Thursday, November 10, 2011

The Face of Milly


Some subjects can come near to blindness without changing their ‘world’: they can be seen colliding with objects everywhere, but they are not aware of no longer being open to visual qualities, and the structure of their conduct remains unmodified.

(Merleau-Ponty, Phenomenology of Perception)

You went blind at the age of 6. Slowly, a cloud appeared in the crystalline lens of each of your eyes. At first, the silvery blue sheen that speckled your eye was vague and only visible in certain lights. You could see movements, but you were unsure of the precise origin and nature of those movements. For a while, it was possible for you to walk amongst us unaided by your powerful nostrils. Fearing a loss of contact with you, I would hold my finger in the air, move it from left to right, and measure how much of the movement you could detect with your eyes.
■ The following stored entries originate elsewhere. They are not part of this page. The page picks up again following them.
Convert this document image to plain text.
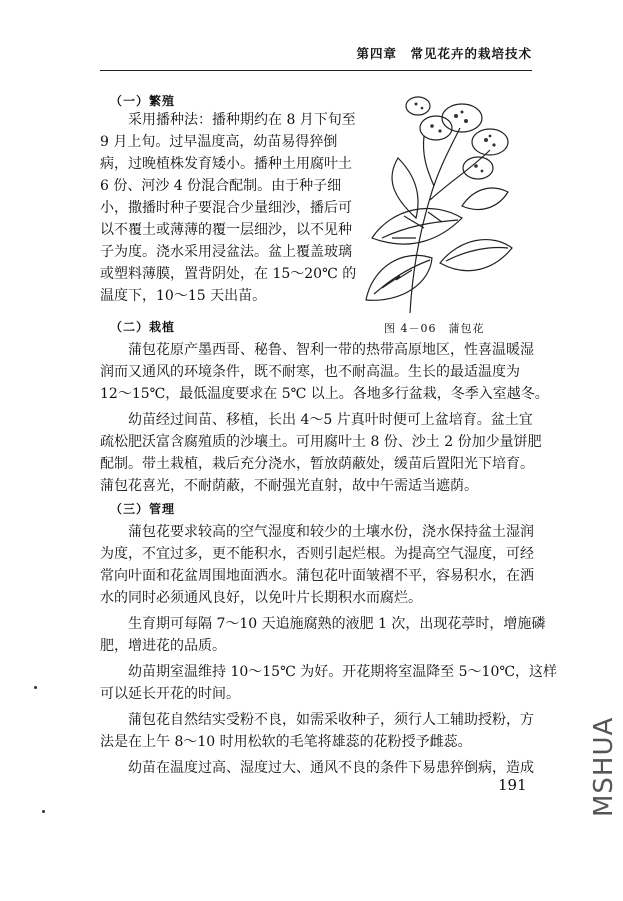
第四章　常见花卉的栽培技术
（一）繁殖
　　采用播种法：播种期约在 8 月下旬至
9 月上旬。过早温度高，幼苗易得猝倒
病，过晚植株发育矮小。播种土用腐叶土
6 份、河沙 4 份混合配制。由于种子细
小，撒播时种子要混合少量细沙，播后可
以不覆土或薄薄的覆一层细沙，以不见种
子为度。浇水采用浸盆法。盆上覆盖玻璃
或塑料薄膜，置背阴处，在 15～20℃ 的
温度下，10～15 天出苗。
图 4－06　蒲包花
（二）栽植
　　蒲包花原产墨西哥、秘鲁、智利一带的热带高原地区，性喜温暖湿
润而又通风的环境条件，既不耐寒，也不耐高温。生长的最适温度为
12～15℃，最低温度要求在 5℃ 以上。各地多行盆栽，冬季入室越冬。
　　幼苗经过间苗、移植，长出 4～5 片真叶时便可上盆培育。盆土宜
疏松肥沃富含腐殖质的沙壤土。可用腐叶土 8 份、沙土 2 份加少量饼肥
配制。带土栽植，栽后充分浇水，暂放荫蔽处，缓苗后置阳光下培育。
蒲包花喜光，不耐荫蔽，不耐强光直射，故中午需适当遮荫。
（三）管理
　　蒲包花要求较高的空气湿度和较少的土壤水份，浇水保持盆土湿润
为度，不宜过多，更不能积水，否则引起烂根。为提高空气湿度，可经
常向叶面和花盆周围地面洒水。蒲包花叶面皱褶不平，容易积水，在洒
水的同时必须通风良好，以免叶片长期积水而腐烂。
　　生育期可每隔 7～10 天追施腐熟的液肥 1 次，出现花葶时，增施磷
肥，增进花的品质。
　　幼苗期室温维持 10～15℃ 为好。开花期将室温降至 5～10℃，这样
可以延长开花的时间。
　　蒲包花自然结实受粉不良，如需采收种子，须行人工辅助授粉，方
法是在上午 8～10 时用松软的毛笔将雄蕊的花粉授予雌蕊。
　　幼苗在温度过高、湿度过大、通风不良的条件下易患猝倒病，造成
191 MSHUA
Over time, the cloud grew larger and those movements soon transformed into shadows that cast the world in a blackened haze. We watched it happen as helpless witnesses. We saw frequently that you would stumble nervously in the sunlight. When you knocked your head on rocks and edges, I felt the organs of my body contort themselves in agony. Increasingly, you would make your way in the world by sniffing the corners of each wall you would pass. In the midst of sprawling crowds, you came to a standstill, and I would often pick you up, cover you in my black scarf and guide you to a less densely populated part of our shared world. There, I would see that you had the freedom to roam unobstructed by rapidly moving objects and creatures both taller and larger than you. You had lost your sight, and now, an intense film of blue covered your eyes, masking the brown eyes behind the cataracts.
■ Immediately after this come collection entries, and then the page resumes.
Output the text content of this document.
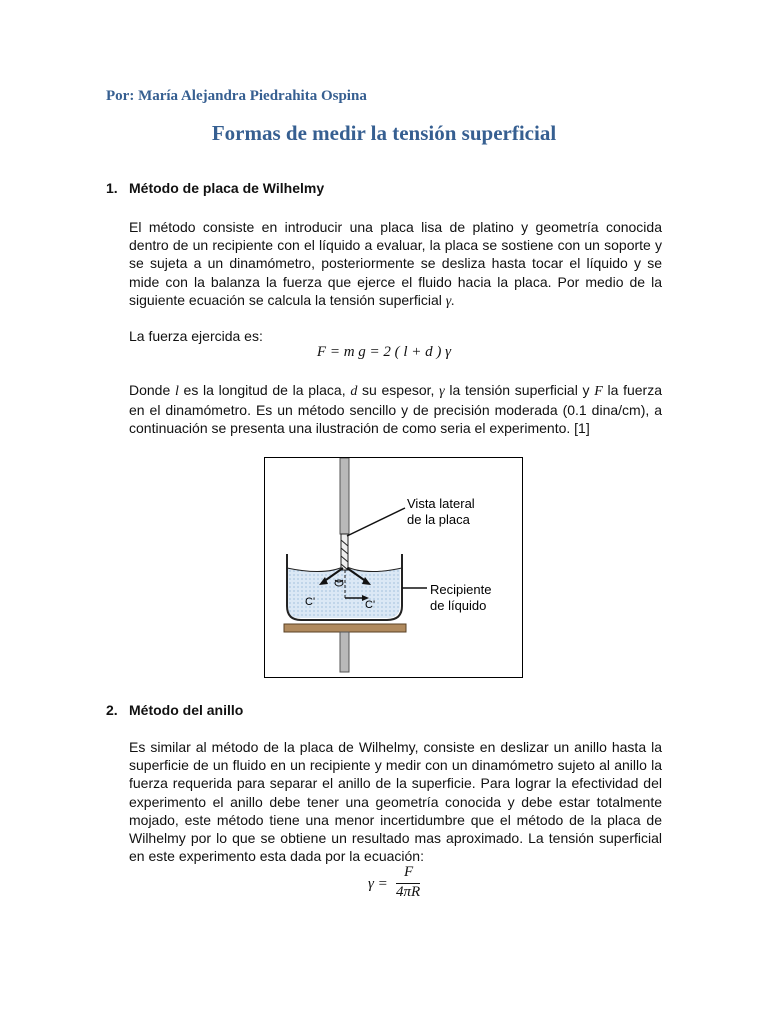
Por: María Alejandra Piedrahita Ospina
Formas de medir la tensión superficial
1. Método de placa de Wilhelmy
El método consiste en introducir una placa lisa de platino y geometría conocida dentro de un recipiente con el líquido a evaluar, la placa se sostiene con un soporte y se sujeta a un dinamómetro, posteriormente se desliza hasta tocar el líquido y se mide con la balanza la fuerza que ejerce el fluido hacia la placa. Por medio de la siguiente ecuación se calcula la tensión superficial γ.
La fuerza ejercida es:
F = m g = 2 ( l + d ) γ
Donde l es la longitud de la placa, d su espesor, γ la tensión superficial y F la fuerza en el dinamómetro. Es un método sencillo y de precisión moderada (0.1 dina/cm), a continuación se presenta una ilustración de como seria el experimento. [1]
C'	C'
Vista lateral
de la placa
Recipiente
de líquido
2. Método del anillo
Es similar al método de la placa de Wilhelmy, consiste en deslizar un anillo hasta la superficie de un fluido en un recipiente y medir con un dinamómetro sujeto al anillo la fuerza requerida para separar el anillo de la superficie. Para lograr la efectividad del experimento el anillo debe tener una geometría conocida y debe estar totalmente mojado, este método tiene una menor incertidumbre que el método de la placa de Wilhelmy por lo que se obtiene un resultado mas aproximado. La tensión superficial en este experimento esta dada por la ecuación:
γ =
F
4πR
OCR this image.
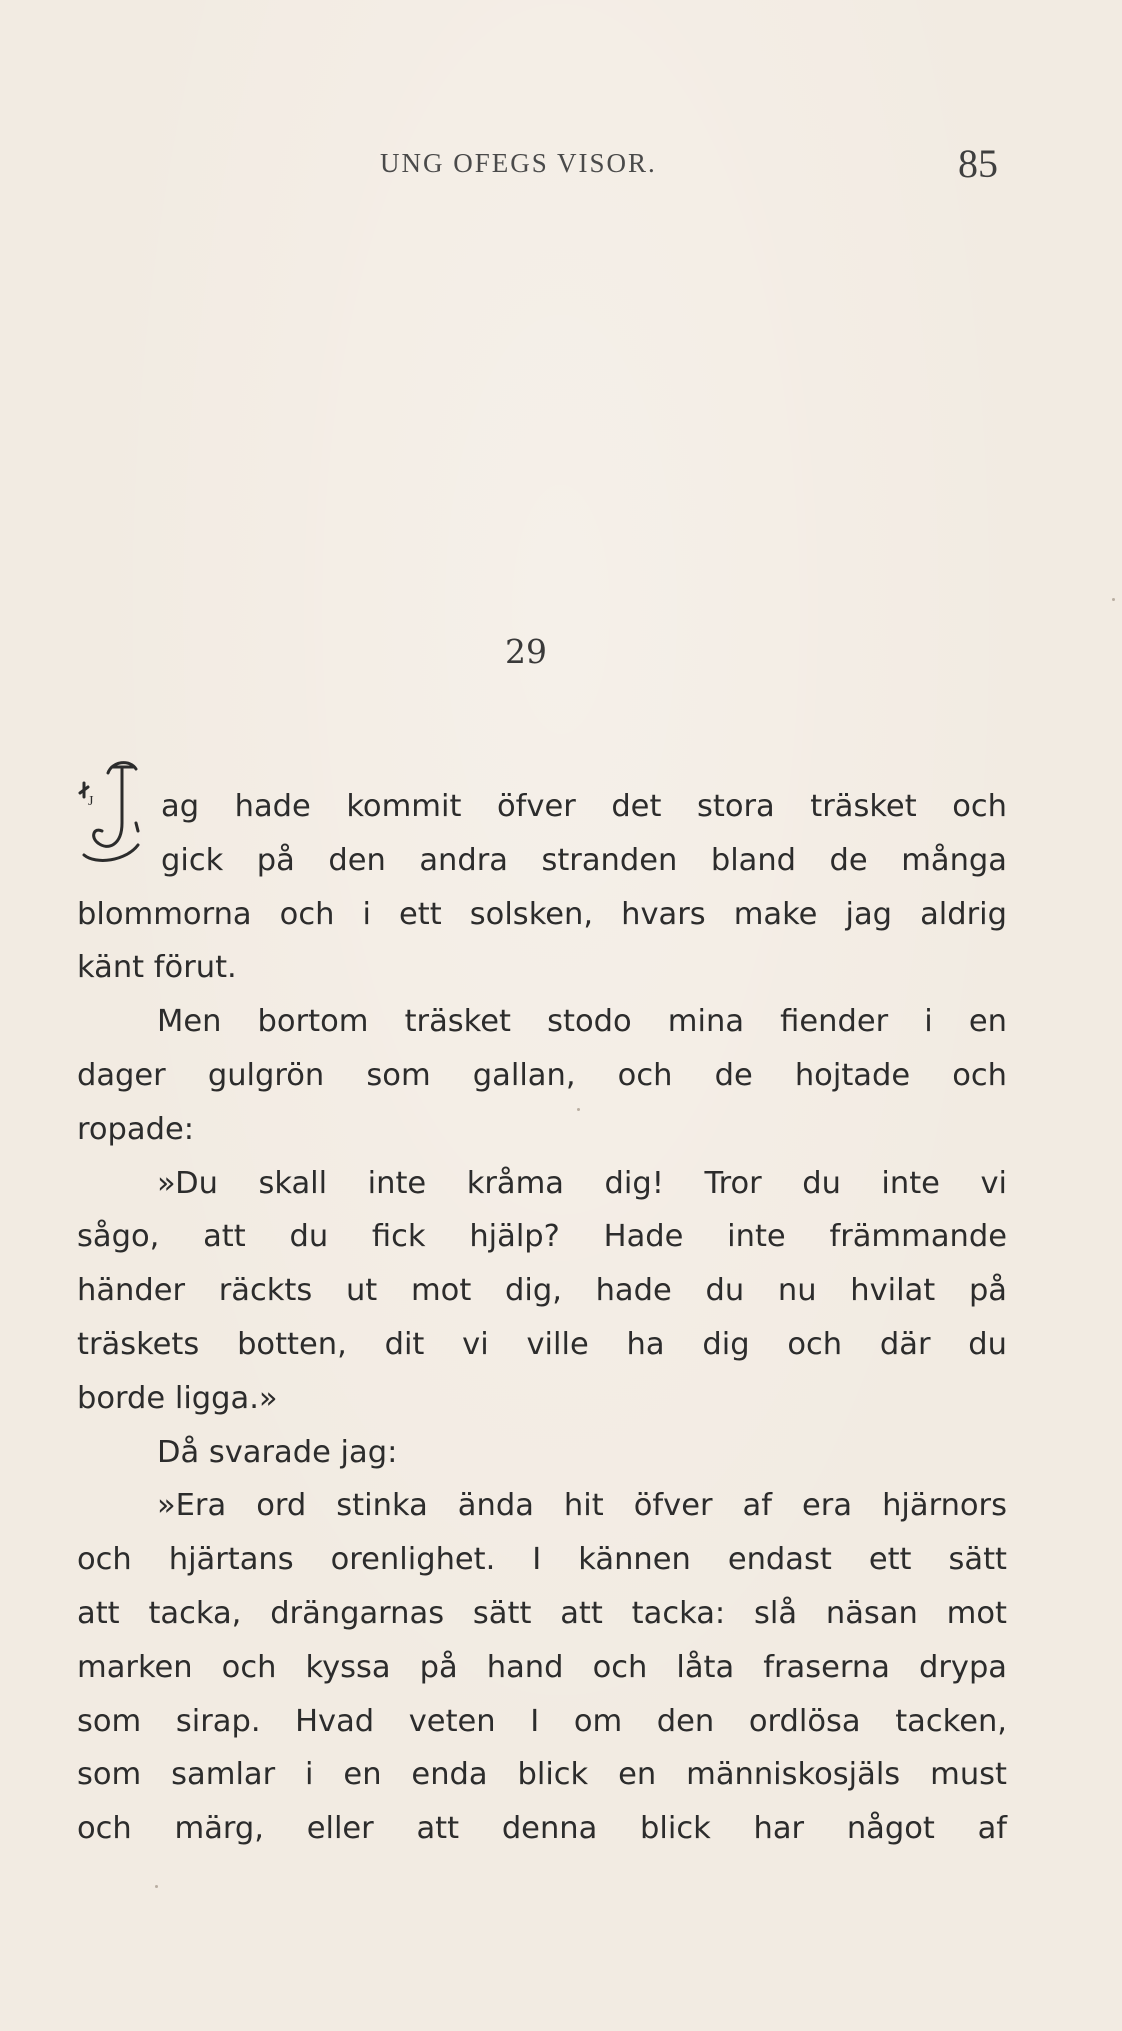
UNG OFEGS VISOR.	85
29
J	ag hade kommit öfver det stora träsket och
gick på den andra stranden bland de många
blommorna och i ett solsken, hvars make jag aldrig
känt förut.
Men bortom träsket stodo mina fiender i en
dager gulgrön som gallan, och de hojtade och
ropade:
»Du skall inte kråma dig! Tror du inte vi
sågo, att du fick hjälp? Hade inte främmande
händer räckts ut mot dig, hade du nu hvilat på
träskets botten, dit vi ville ha dig och där du
borde ligga.»
Då svarade jag:
»Era ord stinka ända hit öfver af era hjärnors
och hjärtans orenlighet. I kännen endast ett sätt
att tacka, drängarnas sätt att tacka: slå näsan mot
marken och kyssa på hand och låta fraserna drypa
som sirap. Hvad veten I om den ordlösa tacken,
som samlar i en enda blick en människosjäls must
och märg, eller att denna blick har något af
When the eyes withdrew from your face, where was your vision of the world? Did the world of those that love you simultaneously vanish alongside your eyesight, now consigned to a memory, the affective tone of which no human being can experience from the outside? Prior to your blindness, we saw one another from time to time through touching foreheads, feeling the heat in each other’s bodies. Back then, the eye contact would be full of expression and the focal point of our communication. Often, I might give you a particular look to indicate that now was the time to be fed or walked. Our glances would exchange and a common language would be established in a non-verbal gesture. Today, the same look remains on your face, but there are no eyes to initiate the reflex. And yet: your speech has remained inscribed in your face. True, the visible realm is no longer your priority, and in your blindness, you journey through the world upon different senses. But your face sees through the blindness. In its obscurity, your face continues to call to those around you, to summon their presence. Your face assumes an authority upon human life in spite of its blindness. Know that the silent call is heard.